Each era the blush placement changes. The best advice I can give is to use the proper brushes. All of those brushes that come with the blush compacts? Toss them. Application these days seems to be more in the apple, in the center of the cheek, rather than going to the side. I really like powder blushes, like FreshFace Blush Powder in Nectar. Gels—stains, really—are the thing right now but they can be tricky because once you place it, it stays. Powders are more user-friendly. I like to start matte and then go on top of it with a little shine, which is why I also recommend using a highlighter—a warmer shade on top of the cheekbone to round out the shape. Benefit makes a really good one. Highlighting is really very, very important if you do your own makeup. It lifts and brightens your face and adds that extra something that you can’t pin down.
What about complexion? Hers looked great considering it was being scrutinized in high-definition. How do you properly prepare for a close-up like that?
Skin and sweat are a big deal with HD. It’s really about powder—not having too much on, which will make it cake-y. You actually need to apply your makeup and then remove it. Blot it so you’re removing the excess—with blotting papers, or spritz your face with Evian mineral water and pat it dry with tissues (keep those tissues with you so if you can grab a private moment you can blot again). Normally I like to begin with a primer and then use a higher-pigment foundation because you can use a lot less of it, but those aren’t typically available at retail. Make Up For Ever has an HD foundation that is great, though, and there’s Armani, which is really nice. It covers and it’s not heavy. Even though I tend to not go with liquids—I prefer creams—Laura Mercier makes a great liquid foundation.

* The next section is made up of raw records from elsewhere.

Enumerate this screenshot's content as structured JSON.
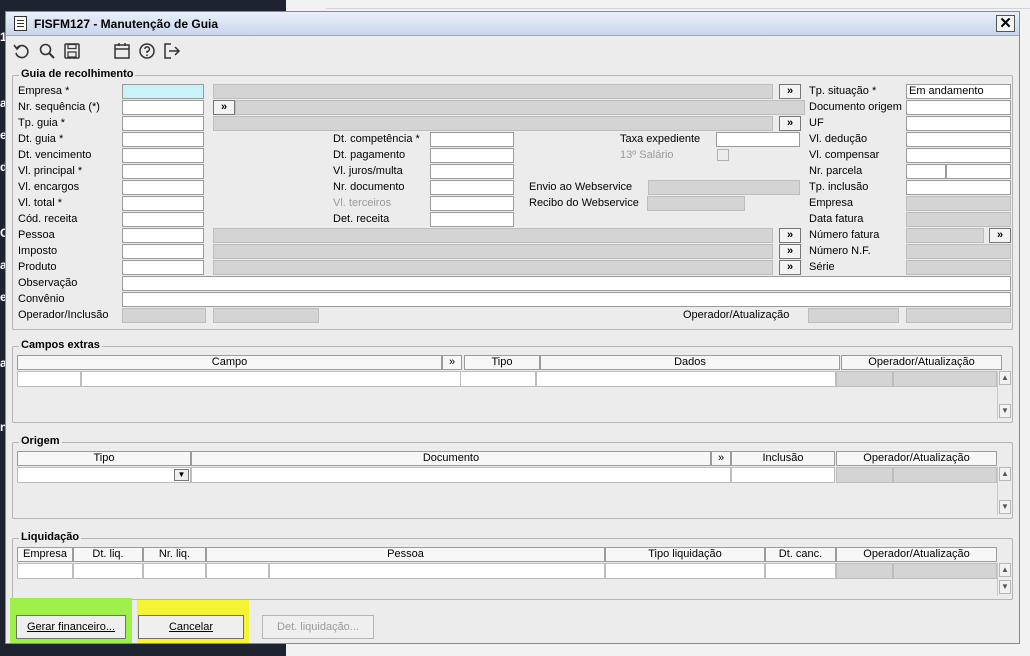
{
  "background": {
    "side_glyphs": [
      "1",
      "a",
      "e",
      "d",
      "C",
      "a",
      "et",
      "a",
      "n"
    ]
  },
  "window": {
    "title": "FISFM127 - Manutenção de Guia",
    "close_label": "✕"
  },
  "toolbar": [
    "undo-icon",
    "search-icon",
    "save-icon",
    "calendar-icon",
    "help-icon",
    "exit-icon"
  ],
  "guia": {
    "legend": "Guia de recolhimento",
    "labels": {
      "empresa": "Empresa *",
      "nr_sequencia": "Nr. sequência (*)",
      "tp_guia": "Tp. guia *",
      "dt_guia": "Dt. guia *",
      "dt_vencimento": "Dt. vencimento",
      "vl_principal": "Vl. principal *",
      "vl_encargos": "Vl. encargos",
      "vl_total": "Vl. total *",
      "cod_receita": "Cód. receita",
      "pessoa": "Pessoa",
      "imposto": "Imposto",
      "produto": "Produto",
      "observacao": "Observação",
      "convenio": "Convênio",
      "operador_inclusao": "Operador/Inclusão",
      "dt_competencia": "Dt. competência *",
      "dt_pagamento": "Dt. pagamento",
      "vl_juros_multa": "Vl. juros/multa",
      "nr_documento": "Nr. documento",
      "vl_terceiros": "Vl. terceiros",
      "det_receita": "Det. receita",
      "taxa_expediente": "Taxa expediente",
      "decimo_terceiro": "13º Salário",
      "envio_webservice": "Envio ao Webservice",
      "recibo_webservice": "Recibo do Webservice",
      "operador_atualizacao": "Operador/Atualização",
      "tp_situacao": "Tp. situação *",
      "documento_origem": "Documento origem",
      "uf": "UF",
      "vl_deducao": "Vl. dedução",
      "vl_compensar": "Vl. compensar",
      "nr_parcela": "Nr. parcela",
      "tp_inclusao": "Tp. inclusão",
      "empresa_r": "Empresa",
      "data_fatura": "Data fatura",
      "numero_fatura": "Número fatura",
      "numero_nf": "Número N.F.",
      "serie": "Série"
    },
    "values": {
      "tp_situacao": "Em andamento"
    },
    "lookup_label": "»"
  },
  "campos_extras": {
    "legend": "Campos extras",
    "columns": [
      "Campo",
      "»",
      "Tipo",
      "Dados",
      "Operador/Atualização"
    ]
  },
  "origem": {
    "legend": "Origem",
    "columns": [
      "Tipo",
      "Documento",
      "»",
      "Inclusão",
      "Operador/Atualização"
    ]
  },
  "liquidacao": {
    "legend": "Liquidação",
    "columns": [
      "Empresa",
      "Dt. liq.",
      "Nr. liq.",
      "Pessoa",
      "Tipo liquidação",
      "Dt. canc.",
      "Operador/Atualização"
    ]
  },
  "actions": {
    "gerar_financeiro": "Gerar financeiro...",
    "cancelar": "Cancelar",
    "det_liquidacao": "Det. liquidação..."
  },
  "colors": {
    "highlight_green": "#9ff04a",
    "highlight_yellow": "#f4f433",
    "focused_field": "#c8f3fb"
  }
}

Moving on to mascara: It’s gotta be waterproof, right?
Waterproof mascara is very important. You will shed a tear! To be honest, there’s not a waterproof mascara I love completely—that is my biggest quest. Dior is really great, but it can be heavy for some. But for your wedding, you want your lashes plump. There is a fine line between drag queen and pretty, but you need a heavier lash for the cameras. If you’re not going to do that [with mascara], use individual lashes—not the strips—on the outer corners to pull your lashes up.
Did you like Kate’s muted-lip, stronger-eye combination or do you think she should have done something daring, like a bold statement pout?
It really depends what you’re going for. Lipstick does make everything prettier. It’s the final thing and it plays a big role. But I still love the heavy eye/pale lip look. The Chanel Cashmere lipstick is a great pale shade even though red is very in right now. If you do go with color, use just a pencil and put gloss on top of it—it’s better for the kiss so he doesn’t wear the makeup, too.
Do you have any advice for brides—high-profile or otherwise—as to how they should approach wedding makeup?
Weddings are a giant magnifying glass that goes over your face. Every subtlety will be noticed. So the idea is to not allow the pressure to alter anything. It’s just a face—make that face beautiful. It’s one day that you’re not going to have again, so it’s OK to bump it up a little. I guess it just depends on whether you’re marrying a future King, or not. I don’t think [Kate] had much option except to be understated.